Out from the Shadows: Voice Talent

by on April 5th, 2013 at 2:48 pm

In a splendid piece over at gaming site Polygon, David Griner thoroughly explores one of the most under-appreciated jobs in the business: voice talent.  It brings up a fantastic question, why don’t video game actors get more recognition for their work?  Especially since games are one of the most demanding roles a voice actor can take:

“Video games are the most exhausting, challenging voice-overs you do,” says Taylor, who, in addition to her roles in Halo, also starred as beloved zombie slayer Zoey in 2008’s hit Left 4 Dead.  You do them for a very long time, much longer than other voice-overs. You have to be able to stand in a booth for four hours and yell. It is physically challenging. Most of the time, I’m saying things that I don’t understand. At a certain point, your brain starts to fry. They are the marathons of the voice acting world.”

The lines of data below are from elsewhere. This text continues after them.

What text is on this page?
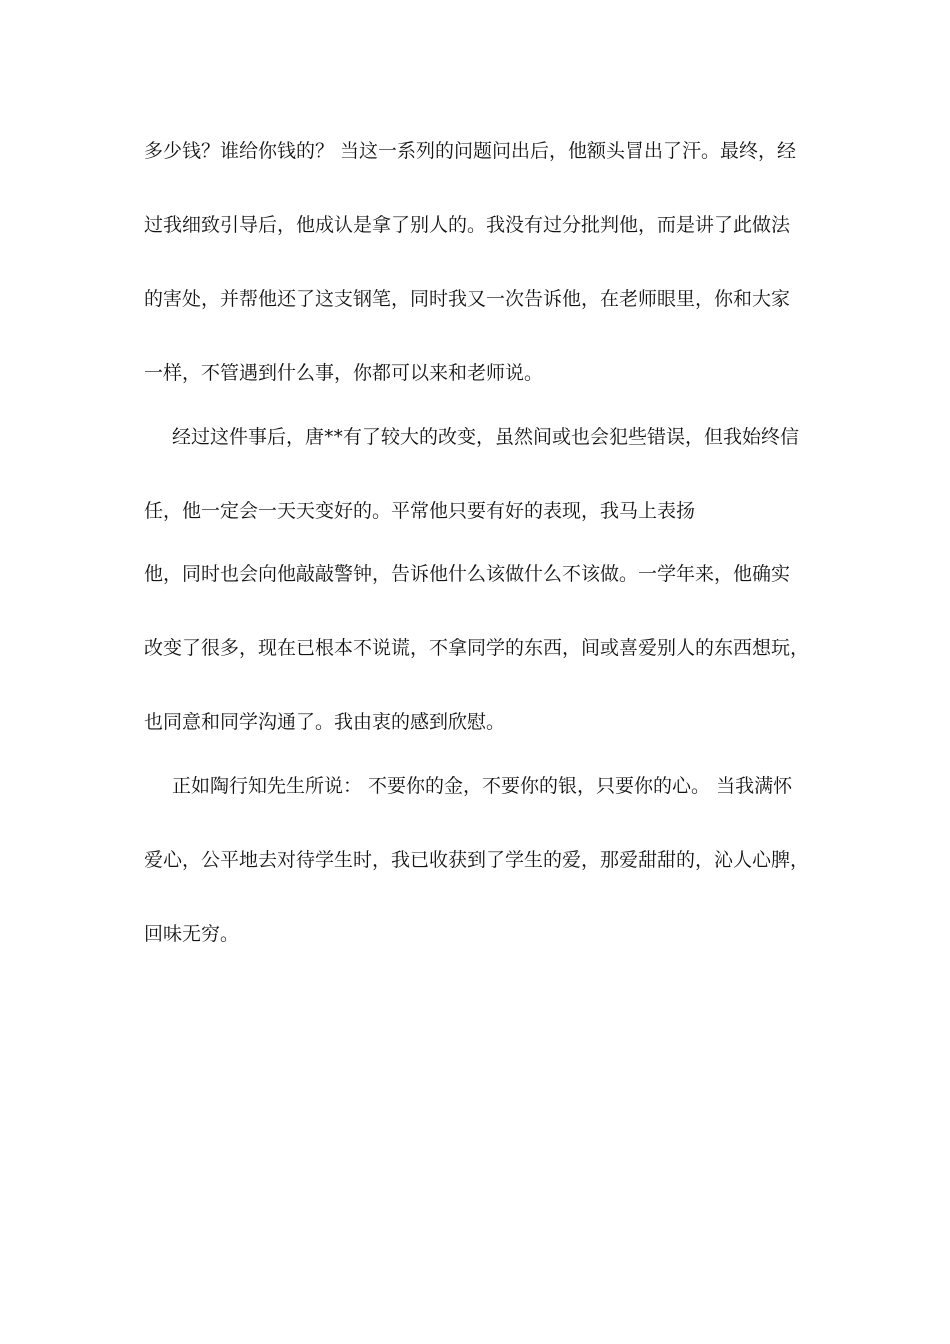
多少钱？谁给你钱的？ 当这一系列的问题问出后，他额头冒出了汗。最终，经
过我细致引导后，他成认是拿了别人的。我没有过分批判他，而是讲了此做法
的害处，并帮他还了这支钢笔，同时我又一次告诉他，在老师眼里，你和大家
一样，不管遇到什么事，你都可以来和老师说。
经过这件事后，唐**有了较大的改变，虽然间或也会犯些错误，但我始终信
任，他一定会一天天变好的。平常他只要有好的表现，我马上表扬
他，同时也会向他敲敲警钟，告诉他什么该做什么不该做。一学年来，他确实
改变了很多，现在已根本不说谎，不拿同学的东西，间或喜爱别人的东西想玩，
也同意和同学沟通了。我由衷的感到欣慰。
正如陶行知先生所说： 不要你的金，不要你的银，只要你的心。 当我满怀
爱心，公平地去对待学生时，我已收获到了学生的爱，那爱甜甜的，沁人心脾，
回味无穷。
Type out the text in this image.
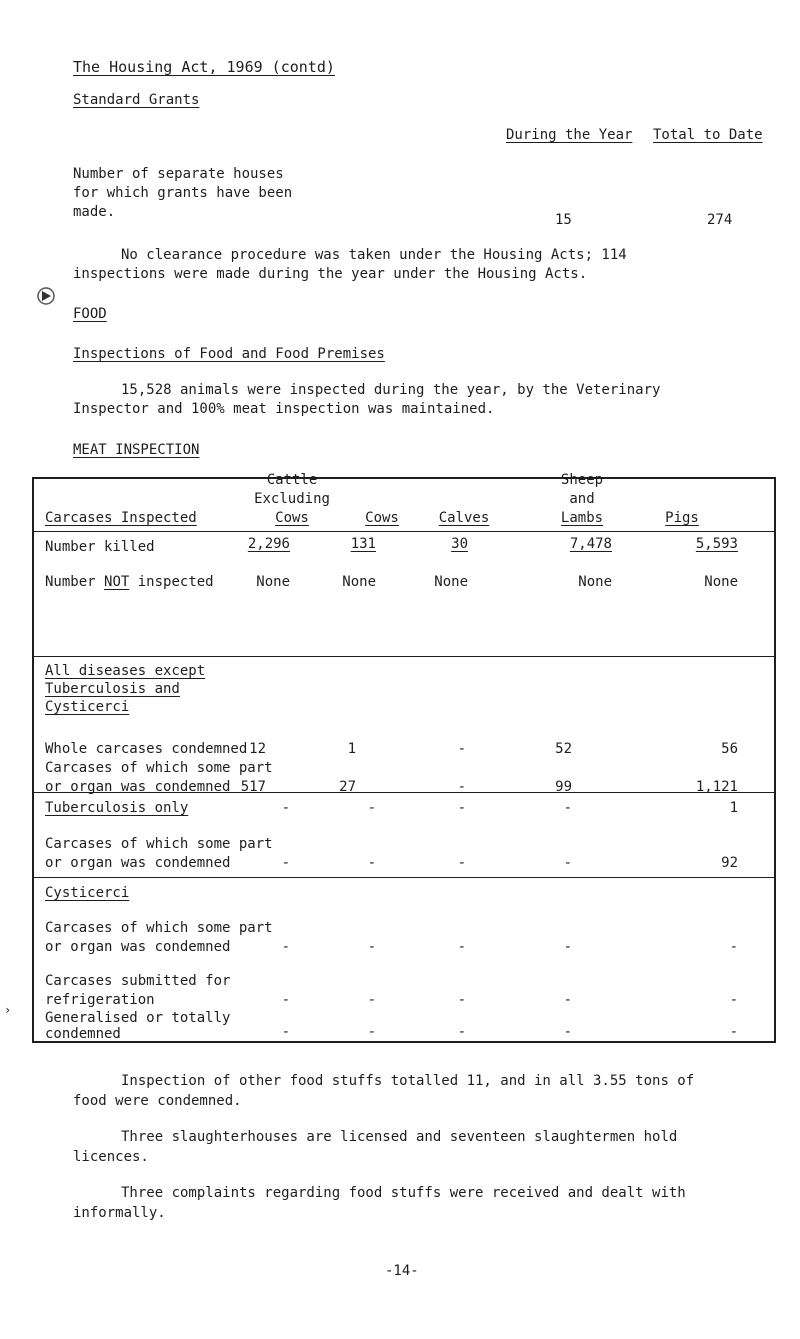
The Housing Act, 1969 (contd)
Standard Grants
During the Year Total to Date
Number of separate houses
for which grants have been
made.	15	274
No clearance procedure was taken under the Housing Acts; 114
inspections were made during the year under the Housing Acts.
FOOD
Inspections of Food and Food Premises
15,528 animals were inspected during the year, by the Veterinary
Inspector and 100% meat inspection was maintained.
MEAT INSPECTION
Carcases Inspected
Cattle
Excluding
Cows	Cows	Calves
Sheep
and
Lambs	Pigs
Number killed	2,296	131	30	7,478	5,593
Number NOT inspected	None	None	None	None	None
All diseases except
Tuberculosis and
Cysticerci
Whole carcases condemned 12	1	-	52	56
Carcases of which some part
or organ was condemned 517	27	-	99	1,121
Tuberculosis only	-	-	-	-	1
Carcases of which some part
or organ was condemned	-	-	-	-	92
Cysticerci
Carcases of which some part
or organ was condemned	-	-	-	-	-
Carcases submitted for
refrigeration	-	-	-	-	-
Generalised or totally
condemned	-	-	-	-	-
›
Inspection of other food stuffs totalled 11, and in all 3.55 tons of
food were condemned.
Three slaughterhouses are licensed and seventeen slaughtermen hold
licences.
Three complaints regarding food stuffs were received and dealt with
informally.
-14-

I’m certainly guilty of neglecting to learn who voiced what in video games, even ones in which I really admired the voice acting.  Before today I couldn’t tell you a single actor involved in Bioshock, despite my high praise of the voice work in an earlier podcast.  Perhaps because without a common face to associate with different roles a voice actress plays, like stage or movie talent, it becomes more difficult to link individual people to our favorite characters.  Compounding that issue is the fact that professional voice actors have a staggering depth of range they can cover. Tara Strong, one of the more celebrated and prolific voice actresses in the field today, is responsible for roles as varied as Bubbles from the Powerpuff Girls, Raven from Teen Titans, and Harley Quinn from multiple Batman franchises, (let’s not forget Juliet Starling in Lollipop Chainsaw, which my colleague Corey has a few thoughts about here,) all of which I would have never been able to link to the same person without IMDb.

Jennifer Hale

Jennifer Hale, the voice of Commander Shepard

But not all voice talent are banished behind the veil of obscurity, save for a few niche devotees. The article details several, like Nolan North and Jennifer Hale, who are quickly gaining prominence in gaming culture here in the West, and Japan has long held their voice actresses in equal regard with their silver screen starlets.  Is it, then, just a change in mentality that is needed to draw voice talent from the shadows?  Certainly more recognition would grant them more bargaining power for better wages, but for that to happen there would first need to be a consorted effort from developers to push them out into the spotlight more often; to develop talent within the industry, like North, into recognizable names that could bring in devoted fans from his previous work.  That isn’t likely to happen without the consumers showing some demand for it, and as things are now, most of us just aren’t accustomed to caring.